To all my brothers and sisters out there in the same boat - I empathise with you.
So a few weeks ago I had an "outbreak" of dermatitis on the tip of my left index finger. Which is super-inconvenient because that's an important guitar playing skin surface. What was worse about this outbreak is that it was also under my nail. It is pretty easy to shutdown an outbreak on your hands, slightly more difficult on your fingertip, but the hardest when it gets under your nail. I got onto it straight away, twice a day I was hitting it with cream. But in the meantime - I was playing rhythm guitar with the school band's Christmas Carol night! And if you are going to strum chords with a concert band full of brass, you need to do it with a steel string!

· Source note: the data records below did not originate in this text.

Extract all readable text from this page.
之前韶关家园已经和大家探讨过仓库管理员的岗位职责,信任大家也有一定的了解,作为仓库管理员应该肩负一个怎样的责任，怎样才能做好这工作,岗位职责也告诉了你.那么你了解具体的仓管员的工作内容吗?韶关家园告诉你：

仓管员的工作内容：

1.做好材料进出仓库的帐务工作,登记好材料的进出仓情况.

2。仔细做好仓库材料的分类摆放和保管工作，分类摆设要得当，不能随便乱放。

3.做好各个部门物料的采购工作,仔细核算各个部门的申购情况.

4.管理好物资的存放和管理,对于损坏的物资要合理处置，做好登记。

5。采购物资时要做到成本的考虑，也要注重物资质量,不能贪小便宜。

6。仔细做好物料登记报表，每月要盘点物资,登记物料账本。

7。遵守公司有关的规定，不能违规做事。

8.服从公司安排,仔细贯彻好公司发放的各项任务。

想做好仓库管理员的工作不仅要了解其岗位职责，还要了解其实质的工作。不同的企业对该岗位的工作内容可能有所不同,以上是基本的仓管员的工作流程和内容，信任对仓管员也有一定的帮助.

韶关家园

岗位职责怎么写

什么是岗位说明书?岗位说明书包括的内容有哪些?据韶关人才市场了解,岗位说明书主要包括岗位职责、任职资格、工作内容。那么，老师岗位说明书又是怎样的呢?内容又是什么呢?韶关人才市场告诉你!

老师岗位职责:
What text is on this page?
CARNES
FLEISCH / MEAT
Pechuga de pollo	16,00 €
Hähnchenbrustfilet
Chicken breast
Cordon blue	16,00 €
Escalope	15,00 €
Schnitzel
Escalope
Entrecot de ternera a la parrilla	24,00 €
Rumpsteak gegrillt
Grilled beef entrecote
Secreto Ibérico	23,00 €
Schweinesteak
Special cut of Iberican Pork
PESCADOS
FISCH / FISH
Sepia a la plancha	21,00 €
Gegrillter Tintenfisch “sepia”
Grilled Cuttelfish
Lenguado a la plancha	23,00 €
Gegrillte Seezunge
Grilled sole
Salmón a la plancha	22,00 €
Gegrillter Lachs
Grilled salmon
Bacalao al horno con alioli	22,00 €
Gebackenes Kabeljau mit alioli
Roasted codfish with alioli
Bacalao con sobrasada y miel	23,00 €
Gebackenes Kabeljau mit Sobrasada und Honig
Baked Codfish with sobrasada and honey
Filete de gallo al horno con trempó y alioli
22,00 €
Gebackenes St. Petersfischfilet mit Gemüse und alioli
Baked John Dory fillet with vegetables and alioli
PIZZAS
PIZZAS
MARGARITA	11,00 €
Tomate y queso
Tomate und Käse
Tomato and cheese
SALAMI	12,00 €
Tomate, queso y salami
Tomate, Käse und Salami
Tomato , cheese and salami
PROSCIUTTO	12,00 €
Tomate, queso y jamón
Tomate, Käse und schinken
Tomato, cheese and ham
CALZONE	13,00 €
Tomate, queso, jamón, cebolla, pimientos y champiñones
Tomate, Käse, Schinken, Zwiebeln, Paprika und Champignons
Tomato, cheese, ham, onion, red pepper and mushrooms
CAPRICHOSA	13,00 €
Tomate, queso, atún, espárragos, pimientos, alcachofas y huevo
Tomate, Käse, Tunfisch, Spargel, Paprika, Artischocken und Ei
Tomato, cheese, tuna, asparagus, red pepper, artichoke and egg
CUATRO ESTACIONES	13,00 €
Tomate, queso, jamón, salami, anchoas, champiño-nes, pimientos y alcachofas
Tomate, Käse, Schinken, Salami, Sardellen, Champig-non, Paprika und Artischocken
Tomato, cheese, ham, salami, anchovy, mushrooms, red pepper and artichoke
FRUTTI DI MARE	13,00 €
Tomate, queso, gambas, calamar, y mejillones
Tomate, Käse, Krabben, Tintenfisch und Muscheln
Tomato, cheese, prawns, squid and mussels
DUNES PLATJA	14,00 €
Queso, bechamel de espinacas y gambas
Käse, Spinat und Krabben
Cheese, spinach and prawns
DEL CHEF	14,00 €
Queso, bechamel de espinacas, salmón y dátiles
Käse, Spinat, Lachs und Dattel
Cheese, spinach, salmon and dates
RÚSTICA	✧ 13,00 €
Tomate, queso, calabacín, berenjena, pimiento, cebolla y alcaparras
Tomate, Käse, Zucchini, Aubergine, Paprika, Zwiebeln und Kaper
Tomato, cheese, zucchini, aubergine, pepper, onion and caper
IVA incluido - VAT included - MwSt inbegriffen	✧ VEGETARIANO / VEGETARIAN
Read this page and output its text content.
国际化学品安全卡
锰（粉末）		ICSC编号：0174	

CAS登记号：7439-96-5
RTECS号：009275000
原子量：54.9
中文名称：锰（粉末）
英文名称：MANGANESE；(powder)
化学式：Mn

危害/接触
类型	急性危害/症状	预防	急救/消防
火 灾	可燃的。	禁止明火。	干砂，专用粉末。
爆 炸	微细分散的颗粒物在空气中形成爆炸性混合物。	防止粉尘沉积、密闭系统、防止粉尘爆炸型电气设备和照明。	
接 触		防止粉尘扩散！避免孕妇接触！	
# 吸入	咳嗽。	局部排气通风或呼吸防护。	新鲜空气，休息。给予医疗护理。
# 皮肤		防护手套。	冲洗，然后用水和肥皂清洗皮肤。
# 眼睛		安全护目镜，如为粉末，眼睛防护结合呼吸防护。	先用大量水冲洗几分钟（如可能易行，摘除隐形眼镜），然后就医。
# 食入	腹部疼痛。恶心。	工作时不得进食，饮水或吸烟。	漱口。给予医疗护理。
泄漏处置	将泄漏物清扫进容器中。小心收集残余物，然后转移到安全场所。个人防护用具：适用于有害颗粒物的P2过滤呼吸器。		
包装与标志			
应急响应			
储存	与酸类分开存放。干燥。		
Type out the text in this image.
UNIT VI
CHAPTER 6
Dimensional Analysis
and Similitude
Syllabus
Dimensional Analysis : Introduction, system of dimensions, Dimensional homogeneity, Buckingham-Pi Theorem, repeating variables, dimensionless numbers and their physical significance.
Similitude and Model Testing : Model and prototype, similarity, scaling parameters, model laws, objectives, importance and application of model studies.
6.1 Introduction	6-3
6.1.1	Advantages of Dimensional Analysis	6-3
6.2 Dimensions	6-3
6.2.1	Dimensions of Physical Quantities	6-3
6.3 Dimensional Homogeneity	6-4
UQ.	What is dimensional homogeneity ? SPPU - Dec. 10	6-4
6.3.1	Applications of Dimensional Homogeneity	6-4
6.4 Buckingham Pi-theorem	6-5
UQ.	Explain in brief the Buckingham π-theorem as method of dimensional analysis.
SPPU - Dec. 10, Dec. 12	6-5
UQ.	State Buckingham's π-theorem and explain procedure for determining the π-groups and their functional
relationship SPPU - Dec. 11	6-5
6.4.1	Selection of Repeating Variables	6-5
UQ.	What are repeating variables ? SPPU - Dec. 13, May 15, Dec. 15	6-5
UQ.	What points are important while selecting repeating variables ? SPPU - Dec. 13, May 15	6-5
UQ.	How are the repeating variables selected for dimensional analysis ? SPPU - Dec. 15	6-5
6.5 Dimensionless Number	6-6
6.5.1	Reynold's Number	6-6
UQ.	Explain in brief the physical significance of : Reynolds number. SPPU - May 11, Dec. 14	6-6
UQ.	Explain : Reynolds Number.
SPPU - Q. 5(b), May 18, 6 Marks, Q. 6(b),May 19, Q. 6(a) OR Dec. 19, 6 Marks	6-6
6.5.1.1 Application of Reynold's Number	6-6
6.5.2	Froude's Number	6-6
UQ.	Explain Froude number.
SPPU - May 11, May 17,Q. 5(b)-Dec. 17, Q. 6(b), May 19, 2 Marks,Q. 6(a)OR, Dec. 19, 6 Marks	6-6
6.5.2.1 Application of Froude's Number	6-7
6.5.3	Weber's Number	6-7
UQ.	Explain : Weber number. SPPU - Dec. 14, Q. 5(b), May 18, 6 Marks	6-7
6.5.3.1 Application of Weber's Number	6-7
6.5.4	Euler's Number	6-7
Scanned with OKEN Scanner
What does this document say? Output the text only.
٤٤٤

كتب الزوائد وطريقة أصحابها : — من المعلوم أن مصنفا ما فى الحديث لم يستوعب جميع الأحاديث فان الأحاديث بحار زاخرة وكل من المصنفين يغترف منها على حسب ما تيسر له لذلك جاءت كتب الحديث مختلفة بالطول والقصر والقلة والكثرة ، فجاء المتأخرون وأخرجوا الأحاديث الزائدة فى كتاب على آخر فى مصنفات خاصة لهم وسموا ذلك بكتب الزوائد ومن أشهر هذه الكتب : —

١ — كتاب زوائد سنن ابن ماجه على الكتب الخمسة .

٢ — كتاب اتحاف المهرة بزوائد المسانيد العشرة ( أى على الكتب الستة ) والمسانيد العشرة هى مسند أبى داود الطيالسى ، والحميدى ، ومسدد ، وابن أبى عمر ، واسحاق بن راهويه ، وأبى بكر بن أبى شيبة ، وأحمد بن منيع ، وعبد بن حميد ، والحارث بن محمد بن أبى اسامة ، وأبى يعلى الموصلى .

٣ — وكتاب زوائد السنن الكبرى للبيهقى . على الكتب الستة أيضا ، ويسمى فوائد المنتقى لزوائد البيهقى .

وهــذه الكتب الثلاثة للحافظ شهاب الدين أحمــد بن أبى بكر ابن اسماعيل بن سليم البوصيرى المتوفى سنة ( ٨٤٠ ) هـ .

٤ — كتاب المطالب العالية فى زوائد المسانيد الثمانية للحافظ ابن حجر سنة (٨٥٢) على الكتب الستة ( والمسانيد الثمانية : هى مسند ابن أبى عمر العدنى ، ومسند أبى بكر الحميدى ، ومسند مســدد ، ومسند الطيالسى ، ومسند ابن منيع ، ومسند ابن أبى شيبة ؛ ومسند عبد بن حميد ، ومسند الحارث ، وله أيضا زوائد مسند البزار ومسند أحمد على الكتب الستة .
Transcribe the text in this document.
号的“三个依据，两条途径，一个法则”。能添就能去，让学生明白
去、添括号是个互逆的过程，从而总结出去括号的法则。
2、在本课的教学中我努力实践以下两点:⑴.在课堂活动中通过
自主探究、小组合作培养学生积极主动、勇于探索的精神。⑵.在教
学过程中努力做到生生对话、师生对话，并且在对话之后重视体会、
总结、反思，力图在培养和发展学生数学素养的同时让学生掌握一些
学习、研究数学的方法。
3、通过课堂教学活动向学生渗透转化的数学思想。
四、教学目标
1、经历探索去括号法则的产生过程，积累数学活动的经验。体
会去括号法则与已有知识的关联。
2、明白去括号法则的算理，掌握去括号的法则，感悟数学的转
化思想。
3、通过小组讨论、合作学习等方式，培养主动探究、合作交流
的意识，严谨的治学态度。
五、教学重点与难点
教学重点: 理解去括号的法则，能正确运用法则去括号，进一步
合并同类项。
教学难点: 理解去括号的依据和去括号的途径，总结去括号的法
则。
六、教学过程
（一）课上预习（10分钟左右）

It was the perfect storm. My supple nylon string fingertip were getting a hard workout on my steel string guitar, the dermatitis was heading under my nail, and cuts were opening up. The actual event turned out great - the nice thing about Christmas carols is it's about community and participation, the music is secondary. So even though I thought my playing was sub par (I had worked out the chords for 13 songs, transposed the yucky Bb and Eb keys that brass and woodwind seem to love by putting a capo at 1, but I only had a few sessions with them to figure out what they were doing for intros, outros, number of verses/choruses...I could write a full post about it) suffice to say the event turned out nice.
I took some paracetamol before the event and grit my teeth. By song 3 my fingertip was bleeding. I was fretting slightly differently to direct the contact surface away, but there wasn't much I could do. Smile and take it. Funny thing about that sort of pain is the longer you push through the less you notice it.